Толстяк сжал кулаки и приготовился к схватке. Я замер. Мне надо только оглушить противника, в то время как тот будет стараться искалечить меня или убить.

– Тебе страшно, мать твою? – вдруг хищно улыбнулся толстяк. – И правильно, сейчас морской пехотинец тебе отрежет яйца.

– Так вот кто ты такой, крутой таксист… – сказал я. – Но я морскую пехоту съедаю на завтрак!

Сейчас мы оба ждали. Каждый пытался заставить противника нанести удар первым, тогда есть шанс поймать врага на прием.

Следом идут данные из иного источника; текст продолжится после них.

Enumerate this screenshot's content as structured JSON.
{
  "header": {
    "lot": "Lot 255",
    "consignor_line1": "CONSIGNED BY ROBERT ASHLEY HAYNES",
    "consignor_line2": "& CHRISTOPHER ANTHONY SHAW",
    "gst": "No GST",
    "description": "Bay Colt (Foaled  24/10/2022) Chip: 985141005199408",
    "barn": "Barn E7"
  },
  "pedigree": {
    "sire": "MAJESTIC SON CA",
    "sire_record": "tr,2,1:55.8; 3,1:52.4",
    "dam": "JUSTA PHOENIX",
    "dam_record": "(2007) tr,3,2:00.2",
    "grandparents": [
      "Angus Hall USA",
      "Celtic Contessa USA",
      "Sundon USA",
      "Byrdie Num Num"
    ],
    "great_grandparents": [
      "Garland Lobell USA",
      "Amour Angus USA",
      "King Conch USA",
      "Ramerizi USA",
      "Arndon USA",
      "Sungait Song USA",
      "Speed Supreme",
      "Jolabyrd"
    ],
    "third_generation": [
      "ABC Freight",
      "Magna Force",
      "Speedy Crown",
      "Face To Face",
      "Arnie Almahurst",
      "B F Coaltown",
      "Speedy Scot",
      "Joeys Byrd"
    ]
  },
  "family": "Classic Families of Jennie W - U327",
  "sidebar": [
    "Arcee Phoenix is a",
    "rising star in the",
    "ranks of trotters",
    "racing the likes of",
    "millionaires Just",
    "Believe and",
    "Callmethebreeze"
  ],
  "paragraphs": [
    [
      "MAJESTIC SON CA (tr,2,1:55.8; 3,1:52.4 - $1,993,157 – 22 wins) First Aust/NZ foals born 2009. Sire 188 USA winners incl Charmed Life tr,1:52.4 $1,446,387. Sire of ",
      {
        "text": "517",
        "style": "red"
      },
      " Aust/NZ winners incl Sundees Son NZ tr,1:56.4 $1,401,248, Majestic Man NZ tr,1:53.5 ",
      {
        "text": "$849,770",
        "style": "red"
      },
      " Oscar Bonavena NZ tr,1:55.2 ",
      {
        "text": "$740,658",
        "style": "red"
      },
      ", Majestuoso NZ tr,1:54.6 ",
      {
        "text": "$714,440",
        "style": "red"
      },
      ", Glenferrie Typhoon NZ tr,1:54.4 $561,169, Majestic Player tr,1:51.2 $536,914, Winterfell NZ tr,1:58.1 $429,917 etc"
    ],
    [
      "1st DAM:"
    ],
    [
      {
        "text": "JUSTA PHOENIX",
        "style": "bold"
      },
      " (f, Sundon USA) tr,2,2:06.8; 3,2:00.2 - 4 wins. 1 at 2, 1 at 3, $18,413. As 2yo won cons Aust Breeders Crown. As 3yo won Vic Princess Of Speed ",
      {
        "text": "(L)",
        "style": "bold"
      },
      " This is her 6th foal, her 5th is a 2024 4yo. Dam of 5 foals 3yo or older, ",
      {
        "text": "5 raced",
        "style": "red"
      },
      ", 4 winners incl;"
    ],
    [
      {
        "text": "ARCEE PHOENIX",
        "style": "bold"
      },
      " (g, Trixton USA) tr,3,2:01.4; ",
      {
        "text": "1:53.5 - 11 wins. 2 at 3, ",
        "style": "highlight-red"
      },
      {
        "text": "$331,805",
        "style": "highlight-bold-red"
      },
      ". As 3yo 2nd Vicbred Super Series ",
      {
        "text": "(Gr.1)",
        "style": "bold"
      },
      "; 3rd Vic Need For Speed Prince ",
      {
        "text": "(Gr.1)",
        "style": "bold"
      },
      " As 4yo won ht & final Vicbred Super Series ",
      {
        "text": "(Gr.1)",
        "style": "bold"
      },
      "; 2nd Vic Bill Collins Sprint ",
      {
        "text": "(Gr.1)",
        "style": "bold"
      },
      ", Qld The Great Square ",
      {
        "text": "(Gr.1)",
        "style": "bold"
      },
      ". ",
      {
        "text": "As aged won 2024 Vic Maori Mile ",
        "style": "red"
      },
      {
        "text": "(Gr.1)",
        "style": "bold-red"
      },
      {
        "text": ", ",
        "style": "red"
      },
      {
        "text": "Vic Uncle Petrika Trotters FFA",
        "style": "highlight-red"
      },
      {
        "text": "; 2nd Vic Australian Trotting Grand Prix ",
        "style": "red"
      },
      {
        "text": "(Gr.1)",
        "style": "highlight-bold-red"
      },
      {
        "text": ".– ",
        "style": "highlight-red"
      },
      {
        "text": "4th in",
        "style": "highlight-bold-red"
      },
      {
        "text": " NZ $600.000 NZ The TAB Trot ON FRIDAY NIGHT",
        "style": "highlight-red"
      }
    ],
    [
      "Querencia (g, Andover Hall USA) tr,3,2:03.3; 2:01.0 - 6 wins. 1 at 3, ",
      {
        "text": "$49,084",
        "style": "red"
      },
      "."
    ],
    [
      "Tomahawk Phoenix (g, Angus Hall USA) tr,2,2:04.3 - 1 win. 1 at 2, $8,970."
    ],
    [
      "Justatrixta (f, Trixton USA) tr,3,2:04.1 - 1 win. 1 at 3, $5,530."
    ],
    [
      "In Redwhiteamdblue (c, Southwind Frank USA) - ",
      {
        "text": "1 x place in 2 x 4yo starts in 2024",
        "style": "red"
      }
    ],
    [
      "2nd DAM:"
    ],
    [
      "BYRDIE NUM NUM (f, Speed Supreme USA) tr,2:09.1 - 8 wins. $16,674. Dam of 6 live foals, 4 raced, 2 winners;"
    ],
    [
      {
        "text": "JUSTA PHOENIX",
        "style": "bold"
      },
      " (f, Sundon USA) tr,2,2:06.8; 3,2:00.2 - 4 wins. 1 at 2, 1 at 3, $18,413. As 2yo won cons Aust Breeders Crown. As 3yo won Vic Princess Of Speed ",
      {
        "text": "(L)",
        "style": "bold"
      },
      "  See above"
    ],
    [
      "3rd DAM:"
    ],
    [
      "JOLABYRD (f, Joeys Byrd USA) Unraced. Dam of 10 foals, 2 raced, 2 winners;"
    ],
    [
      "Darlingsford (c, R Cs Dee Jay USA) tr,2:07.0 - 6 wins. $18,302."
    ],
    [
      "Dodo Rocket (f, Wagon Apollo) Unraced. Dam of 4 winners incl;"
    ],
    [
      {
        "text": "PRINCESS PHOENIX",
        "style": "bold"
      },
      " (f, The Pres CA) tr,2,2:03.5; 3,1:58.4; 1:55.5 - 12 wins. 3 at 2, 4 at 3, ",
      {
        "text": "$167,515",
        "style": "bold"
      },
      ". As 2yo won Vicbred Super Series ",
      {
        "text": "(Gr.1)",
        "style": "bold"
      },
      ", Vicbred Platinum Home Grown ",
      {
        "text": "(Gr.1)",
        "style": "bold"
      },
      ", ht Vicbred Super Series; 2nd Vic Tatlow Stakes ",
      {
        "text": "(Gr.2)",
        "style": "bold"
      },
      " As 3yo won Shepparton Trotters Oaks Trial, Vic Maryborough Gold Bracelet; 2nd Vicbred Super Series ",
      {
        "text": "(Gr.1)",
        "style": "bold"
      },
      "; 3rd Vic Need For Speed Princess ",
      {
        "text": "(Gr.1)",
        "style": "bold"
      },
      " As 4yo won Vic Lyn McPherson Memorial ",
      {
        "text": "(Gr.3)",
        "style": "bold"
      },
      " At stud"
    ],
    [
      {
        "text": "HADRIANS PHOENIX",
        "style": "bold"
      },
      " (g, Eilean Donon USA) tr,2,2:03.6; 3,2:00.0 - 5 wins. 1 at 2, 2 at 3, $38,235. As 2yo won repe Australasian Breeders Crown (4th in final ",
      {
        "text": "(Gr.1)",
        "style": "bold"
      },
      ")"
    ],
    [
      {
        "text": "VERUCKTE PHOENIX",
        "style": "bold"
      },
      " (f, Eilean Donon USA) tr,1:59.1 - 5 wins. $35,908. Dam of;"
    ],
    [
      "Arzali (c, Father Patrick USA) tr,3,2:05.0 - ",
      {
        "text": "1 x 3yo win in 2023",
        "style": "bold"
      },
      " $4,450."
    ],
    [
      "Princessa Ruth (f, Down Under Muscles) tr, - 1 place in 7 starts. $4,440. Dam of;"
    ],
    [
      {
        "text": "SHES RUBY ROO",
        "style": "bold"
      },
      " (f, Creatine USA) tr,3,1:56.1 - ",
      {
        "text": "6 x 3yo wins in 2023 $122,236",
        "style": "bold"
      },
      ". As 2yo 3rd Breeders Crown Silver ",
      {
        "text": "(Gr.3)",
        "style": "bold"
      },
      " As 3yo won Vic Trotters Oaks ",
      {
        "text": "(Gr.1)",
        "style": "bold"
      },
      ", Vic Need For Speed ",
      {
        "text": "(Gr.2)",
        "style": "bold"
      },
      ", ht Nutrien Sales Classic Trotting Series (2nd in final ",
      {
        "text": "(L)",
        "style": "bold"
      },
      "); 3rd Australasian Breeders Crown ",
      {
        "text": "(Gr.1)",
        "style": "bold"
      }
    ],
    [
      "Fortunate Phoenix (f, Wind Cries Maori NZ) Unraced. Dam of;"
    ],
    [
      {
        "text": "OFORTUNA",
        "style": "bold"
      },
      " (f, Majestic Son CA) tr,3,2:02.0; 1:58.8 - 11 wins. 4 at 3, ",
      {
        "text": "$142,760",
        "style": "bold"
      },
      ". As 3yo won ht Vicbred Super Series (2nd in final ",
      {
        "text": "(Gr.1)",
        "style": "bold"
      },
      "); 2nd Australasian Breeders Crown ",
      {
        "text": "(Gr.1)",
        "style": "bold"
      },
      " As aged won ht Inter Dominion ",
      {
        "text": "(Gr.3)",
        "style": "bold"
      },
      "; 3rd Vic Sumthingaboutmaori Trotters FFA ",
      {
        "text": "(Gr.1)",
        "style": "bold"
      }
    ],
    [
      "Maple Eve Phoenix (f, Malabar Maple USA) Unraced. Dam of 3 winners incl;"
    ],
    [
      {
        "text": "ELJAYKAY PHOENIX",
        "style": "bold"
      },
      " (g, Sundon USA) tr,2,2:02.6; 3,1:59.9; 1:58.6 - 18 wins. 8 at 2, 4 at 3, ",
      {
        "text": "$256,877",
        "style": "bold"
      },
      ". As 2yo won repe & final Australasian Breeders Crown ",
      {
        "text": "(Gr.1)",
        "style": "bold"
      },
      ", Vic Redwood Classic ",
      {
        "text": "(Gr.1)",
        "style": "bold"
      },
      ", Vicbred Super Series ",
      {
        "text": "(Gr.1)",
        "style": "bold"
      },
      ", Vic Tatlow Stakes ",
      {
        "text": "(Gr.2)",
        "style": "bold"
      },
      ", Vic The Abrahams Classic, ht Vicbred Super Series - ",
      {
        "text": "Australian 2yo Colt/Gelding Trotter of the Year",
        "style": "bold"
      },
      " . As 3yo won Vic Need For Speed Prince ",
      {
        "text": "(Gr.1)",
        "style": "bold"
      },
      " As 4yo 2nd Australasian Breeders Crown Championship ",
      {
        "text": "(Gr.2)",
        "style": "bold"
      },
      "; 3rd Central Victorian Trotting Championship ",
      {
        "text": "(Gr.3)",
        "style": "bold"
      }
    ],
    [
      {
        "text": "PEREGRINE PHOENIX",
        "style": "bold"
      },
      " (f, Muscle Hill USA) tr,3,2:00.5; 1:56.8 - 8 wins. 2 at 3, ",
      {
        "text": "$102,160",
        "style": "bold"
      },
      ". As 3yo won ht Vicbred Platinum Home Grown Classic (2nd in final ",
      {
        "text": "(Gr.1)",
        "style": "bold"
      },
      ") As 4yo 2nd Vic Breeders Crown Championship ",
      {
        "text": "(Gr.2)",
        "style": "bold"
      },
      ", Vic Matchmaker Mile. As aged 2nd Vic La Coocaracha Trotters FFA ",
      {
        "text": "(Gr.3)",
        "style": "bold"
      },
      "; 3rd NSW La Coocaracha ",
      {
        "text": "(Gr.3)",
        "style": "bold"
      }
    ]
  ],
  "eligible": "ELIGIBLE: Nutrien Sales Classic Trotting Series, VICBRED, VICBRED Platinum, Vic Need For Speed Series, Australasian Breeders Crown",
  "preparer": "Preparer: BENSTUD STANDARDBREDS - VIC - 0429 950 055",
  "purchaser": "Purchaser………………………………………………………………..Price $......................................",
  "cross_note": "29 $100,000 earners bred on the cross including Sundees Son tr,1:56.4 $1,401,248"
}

– Да ну? Прямо на завтрак ешь? – осклабился Дато.

– Да, – я подтвердил. – И сейчас, кстати, я очень голоден.

Толстяк вдруг сделал резкий выпад, пытаясь размозжить мне переносицу. Удар был настолько быстрым, размашистым и сильным, что стало понятным, почему Дато пользовался таким уважением. Его просто боялись.

Я уклонился и подумал, что этот человек с хищным лицом знает толк в убийствах. Если бы удар достиг цели, то, пожалуй, вместо носа у меня была б яма.

Поймав руку водителя в захват, я ударил его локтем в солнечное сплетение, а затем что было сил швырнул на толстую перегородку, выложенную из стеклянных блоков, и отделявшую комнату от ванной.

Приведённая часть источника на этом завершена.